Even if the Legislature can set a plurality standard, the math is confounded by the need to advance two candidates to the general. It’s usually not hard to pick one 35%+ winner; it’s harder to get two candidates out of a larger field to both win 35%.

Consider just the five candidates in the 2014 Republican primary for U.S. Senate (we won’t confound the math by speculating on how Rick Weiland, Larry Pressler, and Gordon Howie would have fared in a hypothetical V open nonpartisan primary against the GOP field—let’s just imagine the five Republicans were the only candidates). Mike Rounds won 55.5%, but no one else cracked 20%. Larry Rhoden and Stace Nelson combined got 35.9%. Had Rounds, Rhoden, Nelson, et al. constituted a V-field, with no plurality threshold, 55.5% Rounds and 18.3% Rhoden would have advanced to the general election ballot, while Nelson, less than a percentage point back, would have stayed home.

If we set a plurality threshold for V primary victory, what do we do if one candidate reaches it but the other doesn’t? Would Rounds go straight to the general while we conduct a second-place run-off between Rhoden and Nelson?

Also not addressed by V is the possibility of a tie for second place. The current run-off statute envisions that possibility:

However, if there is a tie for second place in the first primary election and there is no tie for first place, all tying second place candidates shall be placed along with the first place candidate on the ballot for the secondary election [SDCL 12-6-51.1].
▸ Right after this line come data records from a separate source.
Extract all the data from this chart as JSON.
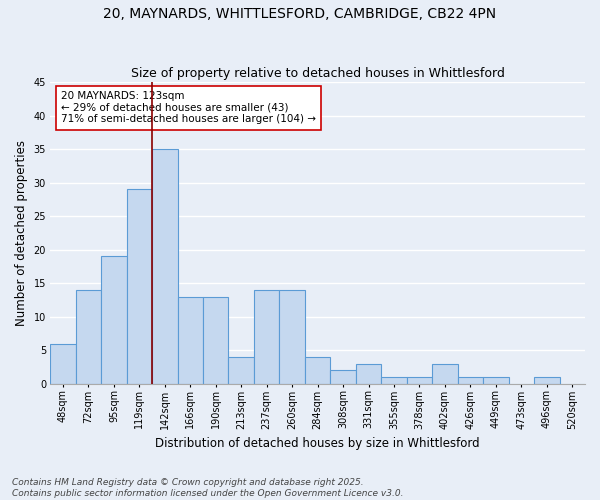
{
  "title1": "20, MAYNARDS, WHITTLESFORD, CAMBRIDGE, CB22 4PN",
  "title2": "Size of property relative to detached houses in Whittlesford",
  "xlabel": "Distribution of detached houses by size in Whittlesford",
  "ylabel": "Number of detached properties",
  "footnote1": "Contains HM Land Registry data © Crown copyright and database right 2025.",
  "footnote2": "Contains public sector information licensed under the Open Government Licence v3.0.",
  "categories": [
    "48sqm",
    "72sqm",
    "95sqm",
    "119sqm",
    "142sqm",
    "166sqm",
    "190sqm",
    "213sqm",
    "237sqm",
    "260sqm",
    "284sqm",
    "308sqm",
    "331sqm",
    "355sqm",
    "378sqm",
    "402sqm",
    "426sqm",
    "449sqm",
    "473sqm",
    "496sqm",
    "520sqm"
  ],
  "bar_values": [
    6,
    14,
    19,
    29,
    35,
    13,
    13,
    4,
    14,
    14,
    4,
    2,
    3,
    1,
    1,
    3,
    1,
    1,
    0,
    1,
    0
  ],
  "bar_color": "#c5d8ef",
  "bar_edge_color": "#5b9bd5",
  "vline_color": "#8b0000",
  "annotation_text": "20 MAYNARDS: 123sqm\n← 29% of detached houses are smaller (43)\n71% of semi-detached houses are larger (104) →",
  "annotation_box_color": "#ffffff",
  "annotation_box_edge": "#cc0000",
  "ylim": [
    0,
    45
  ],
  "yticks": [
    0,
    5,
    10,
    15,
    20,
    25,
    30,
    35,
    40,
    45
  ],
  "bg_color": "#e8eef7",
  "grid_color": "#ffffff",
  "title_fontsize": 10,
  "subtitle_fontsize": 9,
  "axis_fontsize": 8.5,
  "tick_fontsize": 7,
  "footnote_fontsize": 6.5
}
Remember, tied second-placers survive for a run-off in the current system only if there is no 35% plurality winner, and they face each other and the first-placer in that run-off. Under V, one could argue that a Rounds-like front-runner, clearly surpassing the plurality threshold, should not have to fight it out with second-placers who failed to get a plurality. But if there’s a tie for second, we have to pick, because V clearly envisions two and only two candidates on the general election ballot.

Ties are far less likely than failing to get two candidates who both win 35% of more of the vote. I can live with doing away with the plurality requirement and letting the general election serve as the run-off that the current law would call for absent a primary plurality winner. But that change is one of many that legislators will need to be ready to consider if Amendment V passes.

8 Comments

  1. grudznick 2016-09-24 11:41

    Another reason we should not let law bills be made by the ignorant public and everybody should just vote no on everything this year.

    I wonder if there’s a group out there making up TV ads that just say “NO ON EVERYTHING!” There should be.

  2. Darin Larson 2016-09-24 12:12

    It seems to me that V is pretty clear: the top two vote-getters advance to the general. The 35% threshold is negated by Amendment V. State law usually cannot qualify a provision of the constitution and I think the 35% threshold would be an affront to the provisions of Amendment V.

  3. mike from iowa 2016-09-24 12:36

    Grudzilla’s screed makes complete sense for wingnuts. Keep voters low information and they are easier to lie to and manipulate. Tell them how to vote.

  4. Loren 2016-09-24 20:31

    “Vote no on everything!” There IS a party that will accommodate you, Grudz! Been around for about 8 yrs, now!

  5. caheidelberger Post author | 2016-09-25 07:51

    Darin, as you read it, would Amendment V preclude any plurality threshold, current or future?

    “Vote NO on everything” is a position of ignorance, an effort to discredit the public’s ability to study policy issues and tamp down their right to decide the laws under which they will live.

  6. Darin Larson 2016-09-25 08:31

    Yes, Cory, I think Amendment V precludes a plurality threshold, current or future. Under V, the top two vote-getters from the primary advance to the general election. Any plurality threshold would restrict the election of the top two from advancing to the general election. The top two candidates could sue and likely win because they may not advance to the general as Amendment V prescribes.

  7. caheidelberger Post author | 2016-09-25 10:04

    So does Amendment V also preclude addressing ties legislatively?

  8. Darin Larson 2016-09-25 12:18

    Cory, I don’t think ties are contemplated by Amendment V so legislation would be necessary and constitutional.